Acai (pronounced ah-sah-EE) bowls are a traditional Brazilian breakfast that have become something of a trend. As the name suggests, they’re focused around puréed acai berries – the dark-purple fruit of the acai palm tree, native to the Amazonian regions of Brazil. They’re absolutely delicious, with a taste redolent of dark chocolate, and are also laden with antioxidants, amino acids and essential fatty acids – so it’s no wonder they’ve gained superfood status!
This acai bowl recipe, taken from The Fresh Vegan Kitchen by David and Charlotte Bailey, is a brilliant healthy start to the day and it’s beautiful to behold as well.
Alongside the acai purée, you can add whatever you like, but granola, bananas, other berries and a sweetener of some kind are the usual suspects. The acai needs to be bought in pulp form and you’ll find this in the freezer section of health-food stores (or you can order online from brands like Amaçaí). Bare in mind, this is still a fab breakfast if you substitute the acai with the same amount of frozen berries.
For the acai purée
- 200g/7oz frozen acai purée
- 1 banana
- 2 medjool dates, pitted
- 125ml (½ cup) apple juice, coconut water or almond milk (homemade or store-bought)
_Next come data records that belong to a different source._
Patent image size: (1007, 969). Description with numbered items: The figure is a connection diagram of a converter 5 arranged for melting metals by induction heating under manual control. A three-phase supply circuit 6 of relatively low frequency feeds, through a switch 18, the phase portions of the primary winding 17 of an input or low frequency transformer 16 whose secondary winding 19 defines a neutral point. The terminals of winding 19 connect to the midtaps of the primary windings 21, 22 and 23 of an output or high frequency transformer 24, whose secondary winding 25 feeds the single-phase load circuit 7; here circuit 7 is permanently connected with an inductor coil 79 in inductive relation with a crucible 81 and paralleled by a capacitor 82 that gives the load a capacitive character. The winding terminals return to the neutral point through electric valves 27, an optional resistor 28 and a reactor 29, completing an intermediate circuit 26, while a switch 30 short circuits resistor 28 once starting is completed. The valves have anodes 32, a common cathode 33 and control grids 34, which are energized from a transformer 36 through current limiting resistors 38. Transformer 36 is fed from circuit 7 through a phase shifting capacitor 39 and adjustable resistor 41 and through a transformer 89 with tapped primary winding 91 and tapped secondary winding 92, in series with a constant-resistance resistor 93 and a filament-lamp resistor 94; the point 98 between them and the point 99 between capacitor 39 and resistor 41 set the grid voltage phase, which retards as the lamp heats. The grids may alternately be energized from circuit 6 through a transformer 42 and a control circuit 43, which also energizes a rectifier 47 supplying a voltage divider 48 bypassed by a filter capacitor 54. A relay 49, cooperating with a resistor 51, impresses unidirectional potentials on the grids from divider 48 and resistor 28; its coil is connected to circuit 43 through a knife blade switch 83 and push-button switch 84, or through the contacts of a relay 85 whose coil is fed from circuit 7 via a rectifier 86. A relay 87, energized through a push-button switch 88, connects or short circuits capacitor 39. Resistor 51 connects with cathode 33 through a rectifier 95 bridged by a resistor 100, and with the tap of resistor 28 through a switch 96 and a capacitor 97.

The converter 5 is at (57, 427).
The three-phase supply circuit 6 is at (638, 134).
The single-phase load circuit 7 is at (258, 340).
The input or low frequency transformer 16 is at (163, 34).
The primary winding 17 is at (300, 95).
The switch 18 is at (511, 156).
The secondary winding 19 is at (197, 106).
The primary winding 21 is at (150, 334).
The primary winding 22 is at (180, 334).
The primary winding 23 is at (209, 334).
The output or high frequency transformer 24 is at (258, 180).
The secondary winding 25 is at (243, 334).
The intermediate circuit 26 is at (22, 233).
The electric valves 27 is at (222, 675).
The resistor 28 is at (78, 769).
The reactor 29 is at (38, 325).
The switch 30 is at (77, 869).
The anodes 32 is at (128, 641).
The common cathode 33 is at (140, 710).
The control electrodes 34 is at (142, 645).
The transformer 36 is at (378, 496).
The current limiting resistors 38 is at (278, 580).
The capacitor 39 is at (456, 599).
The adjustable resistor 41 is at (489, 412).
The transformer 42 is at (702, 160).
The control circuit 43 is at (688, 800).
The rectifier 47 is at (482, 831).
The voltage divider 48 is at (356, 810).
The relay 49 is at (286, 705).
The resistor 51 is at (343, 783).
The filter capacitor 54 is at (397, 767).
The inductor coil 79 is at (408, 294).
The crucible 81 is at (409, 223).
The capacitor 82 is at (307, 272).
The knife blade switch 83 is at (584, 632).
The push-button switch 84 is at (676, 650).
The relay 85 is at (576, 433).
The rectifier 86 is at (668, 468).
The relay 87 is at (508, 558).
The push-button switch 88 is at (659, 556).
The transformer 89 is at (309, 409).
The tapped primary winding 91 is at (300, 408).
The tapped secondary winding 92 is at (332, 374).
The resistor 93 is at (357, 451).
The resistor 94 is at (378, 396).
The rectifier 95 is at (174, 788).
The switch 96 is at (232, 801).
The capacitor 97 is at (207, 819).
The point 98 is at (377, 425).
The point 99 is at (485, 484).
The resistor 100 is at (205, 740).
- 1 tbsp hemp or chia seeds (optional)
- 2 handfuls of mixed berries
- 1 banana, sliced
- a handful of desiccated coconut
- a small handful of dried goji berries, mulberries, cranberries or raw cacao nibs
- 200g/7oz raw G’raw’nola (p.23) or your favourite granola
- sweetener of your choice (agave or coconut palm nectar or maple syrup) (optional)
- fresh mint leaves to garnish (optional)
- Put the frozen acai, banana, dates, apple juice and seeds, if using, in a blender or food processor and blend until smooth.
- Divide the purée between two bowls and sprinkle over your choice of toppings.
- Garnish with mint leaves, if you like, and serve.